De um lado e de outro, a crítica individualista ao Estado que produz pobres ociosos sem responsabilidade individual, ainda assim recompensados independentemente do seu fracasso ou sucesso. “O ódio ao corrupto, o cotista, o movimento de moradia, o assaltante, o mendigo e o bolsista é porque eles furam a fila, uma vez que aproveitam-se de atalhos e proteções na luta pela sobrevivência, recorrem a vantagens competitivas que produzem uma concorrência desleal numa arena onde cada um deveria correr por si[3], escreveu o Passapalavra em artigo recente. Assim produz-se o amálgama entre assistência social, imoralidade e criminalidade que torna tão importante inflacionar a imagem dos presos “pagando sua dívida”, o que se traduz em subtração dos direitos elementares e prisões em “estado de coisas inconstitucional”, conforme o próprio STF.

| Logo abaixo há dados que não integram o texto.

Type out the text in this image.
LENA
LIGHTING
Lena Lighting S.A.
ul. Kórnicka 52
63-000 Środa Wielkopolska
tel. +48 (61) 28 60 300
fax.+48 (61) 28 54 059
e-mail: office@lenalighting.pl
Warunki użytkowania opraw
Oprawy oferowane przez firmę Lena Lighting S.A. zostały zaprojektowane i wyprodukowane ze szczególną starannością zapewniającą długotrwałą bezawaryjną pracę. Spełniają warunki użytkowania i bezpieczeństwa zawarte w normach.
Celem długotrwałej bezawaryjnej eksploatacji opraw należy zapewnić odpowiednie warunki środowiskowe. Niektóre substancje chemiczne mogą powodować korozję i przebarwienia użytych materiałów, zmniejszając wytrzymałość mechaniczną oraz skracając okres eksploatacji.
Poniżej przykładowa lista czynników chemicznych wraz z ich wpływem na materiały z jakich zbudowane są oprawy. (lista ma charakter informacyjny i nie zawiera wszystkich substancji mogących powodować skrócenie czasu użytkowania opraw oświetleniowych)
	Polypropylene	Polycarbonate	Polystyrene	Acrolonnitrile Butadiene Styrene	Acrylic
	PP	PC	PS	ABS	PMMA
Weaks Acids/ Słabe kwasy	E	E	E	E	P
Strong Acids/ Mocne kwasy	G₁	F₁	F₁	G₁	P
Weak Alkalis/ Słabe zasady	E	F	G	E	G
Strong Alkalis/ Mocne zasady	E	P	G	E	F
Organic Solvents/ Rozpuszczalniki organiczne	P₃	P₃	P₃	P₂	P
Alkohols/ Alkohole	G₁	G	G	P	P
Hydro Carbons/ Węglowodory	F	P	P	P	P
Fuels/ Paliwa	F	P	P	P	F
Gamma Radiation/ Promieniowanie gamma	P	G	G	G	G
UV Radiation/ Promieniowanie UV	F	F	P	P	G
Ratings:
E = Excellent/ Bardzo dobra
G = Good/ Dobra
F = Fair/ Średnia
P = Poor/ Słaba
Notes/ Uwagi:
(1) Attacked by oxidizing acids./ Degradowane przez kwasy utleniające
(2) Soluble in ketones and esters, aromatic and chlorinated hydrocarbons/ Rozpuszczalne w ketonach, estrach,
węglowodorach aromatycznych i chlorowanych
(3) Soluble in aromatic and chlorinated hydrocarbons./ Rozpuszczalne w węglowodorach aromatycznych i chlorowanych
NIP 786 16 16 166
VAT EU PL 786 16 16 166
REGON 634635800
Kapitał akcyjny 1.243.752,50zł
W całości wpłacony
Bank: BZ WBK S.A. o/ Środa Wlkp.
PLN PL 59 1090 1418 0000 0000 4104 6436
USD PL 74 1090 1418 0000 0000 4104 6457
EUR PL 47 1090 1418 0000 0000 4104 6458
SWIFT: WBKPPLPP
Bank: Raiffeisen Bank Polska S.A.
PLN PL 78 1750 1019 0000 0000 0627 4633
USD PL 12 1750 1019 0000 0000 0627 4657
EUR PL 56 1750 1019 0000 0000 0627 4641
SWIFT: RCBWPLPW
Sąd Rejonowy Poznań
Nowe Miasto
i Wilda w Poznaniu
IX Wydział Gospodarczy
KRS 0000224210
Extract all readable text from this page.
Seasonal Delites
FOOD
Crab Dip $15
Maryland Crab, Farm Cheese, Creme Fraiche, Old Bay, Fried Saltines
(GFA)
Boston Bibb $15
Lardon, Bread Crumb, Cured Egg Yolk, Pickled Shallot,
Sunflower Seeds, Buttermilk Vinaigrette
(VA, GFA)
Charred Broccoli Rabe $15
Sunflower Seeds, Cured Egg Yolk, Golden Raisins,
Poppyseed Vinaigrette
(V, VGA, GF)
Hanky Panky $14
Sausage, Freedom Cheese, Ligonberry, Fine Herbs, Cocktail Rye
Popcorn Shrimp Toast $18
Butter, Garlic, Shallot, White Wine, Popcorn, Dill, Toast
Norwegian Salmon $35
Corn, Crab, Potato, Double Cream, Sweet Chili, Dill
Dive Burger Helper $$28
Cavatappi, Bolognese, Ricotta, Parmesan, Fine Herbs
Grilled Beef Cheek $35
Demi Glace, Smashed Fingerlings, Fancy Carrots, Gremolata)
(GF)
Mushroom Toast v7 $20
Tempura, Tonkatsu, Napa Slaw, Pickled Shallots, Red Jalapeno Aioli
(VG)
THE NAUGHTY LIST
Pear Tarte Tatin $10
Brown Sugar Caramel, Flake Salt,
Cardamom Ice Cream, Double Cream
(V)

Para se eleger, Bolsonaro precisou alimentar continuamente clivagens simbólicas e, não por outra razão, suas primeiras reformas estão estruturadas na mesma lógica: cidadãos de bem x bandidos; trabalhadores x dependentes de assistência social. Contudo, para além dos eficientes apetrechos ideológicos, mesmo os fiéis de Bolsonaro são coagidos pelas circunstâncias materiais e rotatividade das despesas. A pobreza da população brasileira produz uma dependência tão profunda em relação a Previdência Social que sua parcela de impopularidade é inflexível. Já o o populismo-punitivista de Moro cauciona sua popularidade pelos elevados índices de criminalidade (já que é naturalizada a ideia de que a repressão é uma política eficaz) e pela espetacularização da violência policial que tais leis homologam.

Desde sua atuação como juiz, o objetivo de Moro não é outro senão ser visto e exibido. Na mesma linha, o seu pacote (principalmente em seu vetor de populismo-punitivista) está mais baseado na institucionalização dos elementos do espetáculo do que na atenção pragmática ao real, já que os gargalos da segurança pública permanecem inalterados. Considerando a reforma da Previdência que irá acompanhá-lo, mais do que nunca são necessários os efeitos do espetáculo de parte das 14 leis de Moro, já que podem compensar a impopularidade daquela. É provável, portanto, que o pacote penal venha somente após a reforma da Previdência para, entre outras funções, dissuadir o humor da população.

Para além do emprego estratégico desse arranjo, mais importante é compreender as relações complexas que as reformas entretém, pois assim tornam-se legíveis as linhas de força do governo Bolsonaro.